3) Strong subject matter. Which brings me to my next point. Characters, setting, plot. All of these elements are vital to bringing your concept to life. Characters need to have purpose and strength; settings need to be interesting and act almost like characters themselves; plot needs to build to something dramatic and conclusive and satisfying (though not necessarily happy). Emotion is also very important in a horror story. Fear is always a good place to start, but sometimes horror can come from an emotion manifesting inappropriately to a situation. What do you find fascinating?
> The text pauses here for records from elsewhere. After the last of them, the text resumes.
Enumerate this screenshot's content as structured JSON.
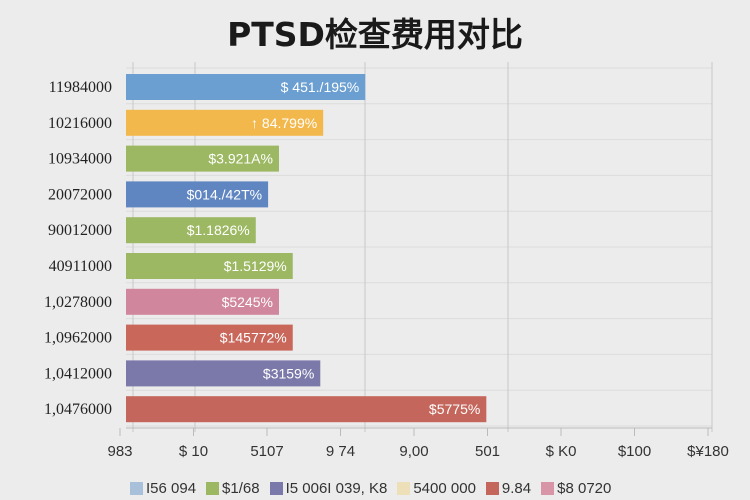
{
  "chart_data": {
    "type": "bar",
    "orientation": "horizontal",
    "title": "PTSD检查费用对比",
    "categories": [
      "11984000",
      "10216000",
      "10934000",
      "20072000",
      "90012000",
      "40911000",
      "1,0278000",
      "1,0962000",
      "1,0412000",
      "1,0476000"
    ],
    "values": [
      3.3,
      2.72,
      2.11,
      1.96,
      1.79,
      2.3,
      2.11,
      2.3,
      2.68,
      4.97
    ],
    "data_labels": [
      "$ 451./195%",
      "↑ 84.799%",
      "$3.921A%",
      "$014./42T%",
      "$1.1826%",
      "$1.5129%",
      "$5245%",
      "$145772%",
      "$3159%",
      "$5775%"
    ],
    "colors": [
      "#6b9fd1",
      "#f3b84c",
      "#9cb862",
      "#5f86c1",
      "#9cb862",
      "#9cb862",
      "#d0869c",
      "#c9675b",
      "#7b79a9",
      "#c4665c"
    ],
    "x_tick_labels": [
      "983",
      "$ 10",
      "5107",
      "9 74",
      "9,00",
      "501",
      "$ K0",
      "$100",
      "$¥180"
    ],
    "xlim": [
      0,
      8
    ],
    "grid": true,
    "legend_position": "bottom",
    "legend": [
      {
        "label": "I56 094",
        "color": "#a9c0da"
      },
      {
        "label": "$1/68",
        "color": "#9cb862"
      },
      {
        "label": "I5 006I  039, K8",
        "color": "#7b79a9"
      },
      {
        "label": "5400 000",
        "color": "#ede0b8"
      },
      {
        "label": "9.84",
        "color": "#c4665c"
      },
      {
        "label": "$8 0720",
        "color": "#d895a8"
      }
    ]
  }
}
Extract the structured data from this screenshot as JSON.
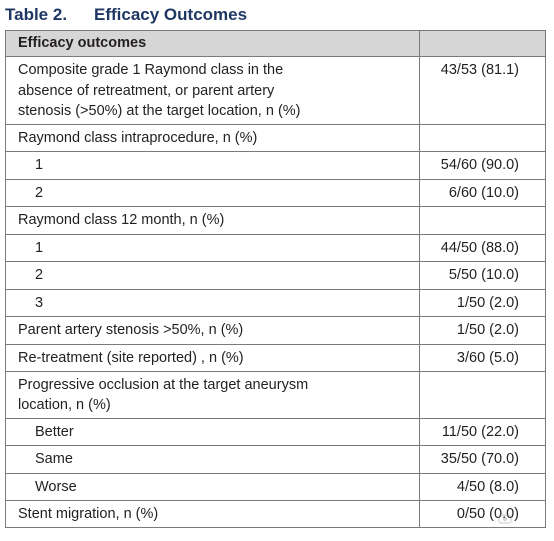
{
  "title": {
    "number": "Table 2.",
    "text": "Efficacy Outcomes"
  },
  "header": {
    "col1": "Efficacy outcomes",
    "col2": ""
  },
  "rows": [
    {
      "label": "Composite grade 1 Raymond class in the\nabsence of retreatment, or parent artery\nstenosis (>50%) at the target location, n (%)",
      "value": "43/53 (81.1)",
      "indent": false,
      "h": 58
    },
    {
      "label": "Raymond class intraprocedure, n (%)",
      "value": "",
      "indent": false,
      "h": 27
    },
    {
      "label": "1",
      "value": "54/60 (90.0)",
      "indent": true,
      "h": 28
    },
    {
      "label": "2",
      "value": "6/60 (10.0)",
      "indent": true,
      "h": 27
    },
    {
      "label": "Raymond class 12 month, n (%)",
      "value": "",
      "indent": false,
      "h": 28
    },
    {
      "label": "1",
      "value": "44/50 (88.0)",
      "indent": true,
      "h": 27
    },
    {
      "label": "2",
      "value": "5/50 (10.0)",
      "indent": true,
      "h": 28
    },
    {
      "label": "3",
      "value": "1/50 (2.0)",
      "indent": true,
      "h": 27
    },
    {
      "label": "Parent artery stenosis >50%, n (%)",
      "value": "1/50 (2.0)",
      "indent": false,
      "h": 28
    },
    {
      "label": "Re-treatment (site reported) , n (%)",
      "value": "3/60 (5.0)",
      "indent": false,
      "h": 27
    },
    {
      "label": "Progressive occlusion at the target aneurysm\nlocation, n (%)",
      "value": "",
      "indent": false,
      "h": 45
    },
    {
      "label": "Better",
      "value": "11/50 (22.0)",
      "indent": true,
      "h": 27
    },
    {
      "label": "Same",
      "value": "35/50 (70.0)",
      "indent": true,
      "h": 28
    },
    {
      "label": "Worse",
      "value": "4/50 (8.0)",
      "indent": true,
      "h": 27
    },
    {
      "label": "Stent migration, n (%)",
      "value": "0/50 (0.0)",
      "indent": false,
      "h": 27
    }
  ]
}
4) Style. Substance is vital to ensuring that your entry satisfies the criteria for the contest. But, once your genre, theme and subject matter are all set, you need to put these elements forward in the most attractive and appealing way. This isn’t academic writing; remember that you are trying to be entertaining. Cheat sentence structure. Focus on dialogue. Try not to lean too much on narration unless you’re setting a scene. Let characters’ motivations and feelings express themselves in action and speech. Something that is interestingly written will be interesting to read.

5) Clean editing. In Robert McKee’s Story, a book about screenplay writing, McKee mentions that he would never reject a screenplay with a spectacular plot and characters, even if it was riddled with grammar errors and spelling mistakes. And, in truth, I agree with this mentality. I edit every contest entry I select and I would rather have a compelling and captivating plot full of errors than a dull and grammatically perfect manuscript. However, an unclean edit will make your work harder to read and your point more difficult to get across. And, when it comes down to it, in a tie-break situation, I will lean towards a more cleanly edited piece. So maybe it’s not the most important part of my personal judging criteria; it’s just about giving yourself every advantage to come out as a winner.


Working as Eerie River’s contest judge has given me a brilliant insight into what it’s like behind the scenes, and the writer in me wanted to provide some of that insight to entrants for this year’s contests. Hopefully, this advice will help you get ready for other contests you might be interested in entering, not just this one.


Throughout February, we will be accepting entries for the ‘Earth’ contest. It’s a nice, broad theme with a lot of potential. Subterranean creatures, haunted caves and tunnels, graves and burials, malignant trees and cursed land and desecrated ground. Plant a seed and see what grows.


We can’t wait to see what you come up with!